According to Oti, the main challenge is getting a wholesome solution for Mathare River. This is because their exercise will not bear fruit if more garbage keeps ending up in the river. In addition, he said, slums should not be seen as the city’s lavatories.

 

“Do you know that all the sewers emptying into Mathare river do not carry sewage from Mathare toilets because most of Mathare’s residents do not have flushing toilets. In other words, it’s not just the garbage from rich people being dumped in the slums, even their sh** is directed towards us and we are left to deal with it,” he said.

 

That day after meeting Oti, I couldn't shake off the feeling that his group was doomed into a vicious cycle. They are damned if you do and equally damned if they don’t. Otis group of dung beetles were pushing up our piles of garbage out of the water. But, we were busy throwing more tonnes of more garbage into the river.

 

Garbage always rolled back in

 

Oti’s group is not the first to take up the task of cleaning up the area and plant trees. And more garbage keep rolling back in.

 

That evening as we sat around a bottle of Gin, I broached the subject with my brother.

 

“Vipi Dau, unakumbuka story ya a certain Greek mwenye kazi yake ni ku-roll stone uphill but akifikisha hiyo stone huko juu, inaroll back downhill so lazima aanze kuiroll tena uphill?” I asked my bro.

 

“Ehh, ati Sisyphus,” he replied

 

“Baas, huyo.
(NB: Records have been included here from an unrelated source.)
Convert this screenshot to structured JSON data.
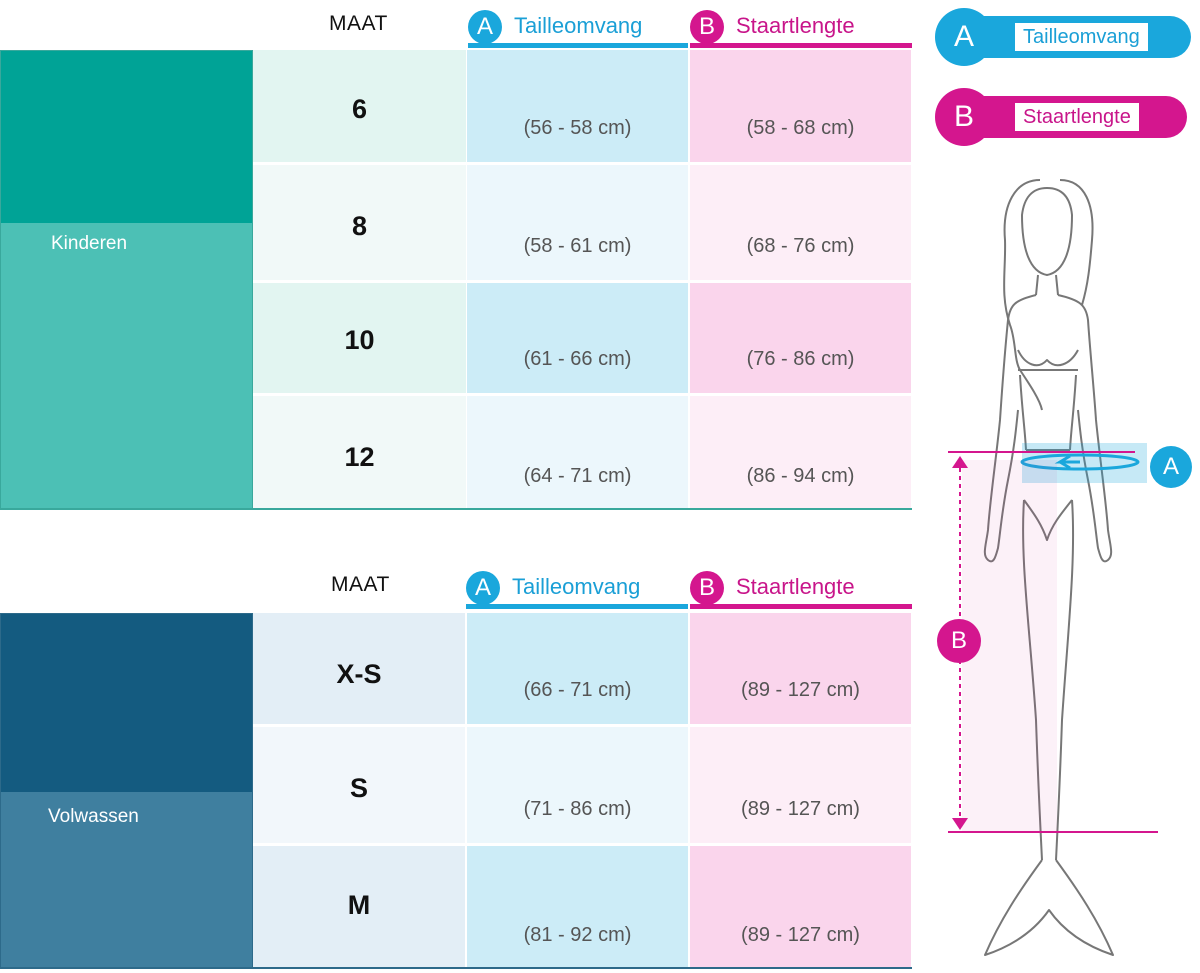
{
  "kinderen": {
    "maat_label": "MAAT",
    "group_label": "Kinderen",
    "header_a": {
      "letter": "A",
      "label": "Tailleomvang"
    },
    "header_b": {
      "letter": "B",
      "label": "Staartlengte"
    },
    "rows": [
      {
        "size": "6",
        "waist": "(56 - 58 cm)",
        "tail": "(58 - 68 cm)"
      },
      {
        "size": "8",
        "waist": "(58 - 61 cm)",
        "tail": "(68 - 76 cm)"
      },
      {
        "size": "10",
        "waist": "(61 - 66 cm)",
        "tail": "(76 - 86 cm)"
      },
      {
        "size": "12",
        "waist": "(64 - 71 cm)",
        "tail": "(86 - 94 cm)"
      }
    ]
  },
  "volwassen": {
    "maat_label": "MAAT",
    "group_label": "Volwassen",
    "header_a": {
      "letter": "A",
      "label": "Tailleomvang"
    },
    "header_b": {
      "letter": "B",
      "label": "Staartlengte"
    },
    "rows": [
      {
        "size": "X-S",
        "waist": "(66 - 71 cm)",
        "tail": "(89 - 127 cm)"
      },
      {
        "size": "S",
        "waist": "(71 - 86 cm)",
        "tail": "(89 - 127 cm)"
      },
      {
        "size": "M",
        "waist": "(81 - 92 cm)",
        "tail": "(89 - 127 cm)"
      }
    ]
  },
  "legend": {
    "a": {
      "letter": "A",
      "label": "Tailleomvang"
    },
    "b": {
      "letter": "B",
      "label": "Staartlengte"
    }
  },
  "figure": {
    "marker_a": "A",
    "marker_b": "B",
    "icon": "mermaid-figure-icon"
  },
  "colors": {
    "accent_a": "#1aa7dc",
    "accent_b": "#d4168e",
    "kids_dark": "#00a396",
    "kids_light": "#4cc0b5",
    "adult_dark": "#145b80",
    "adult_light": "#3f7f9f"
  }
}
Nimekutana na maboyz fulani leo Mathare wakichapa job fulani wakanikumbusha Sysiphus,” I replied.

 

Sysiphus, that’s what I had tried all day to put a finger on since I met Oti, the leader of the garbage collectors turned Mathare River environmentalists. In Greek mythology, Sisyphus was doomed to a fate of rolling a stone uphill after which it would roll down back downhill, and the cyclic process would start again.

 

After all is said and done it looks as though in the fashion of Sisyphus, MASCA, Itals and Oti will keep pushing the boulder up the hill hoping one day it stays there.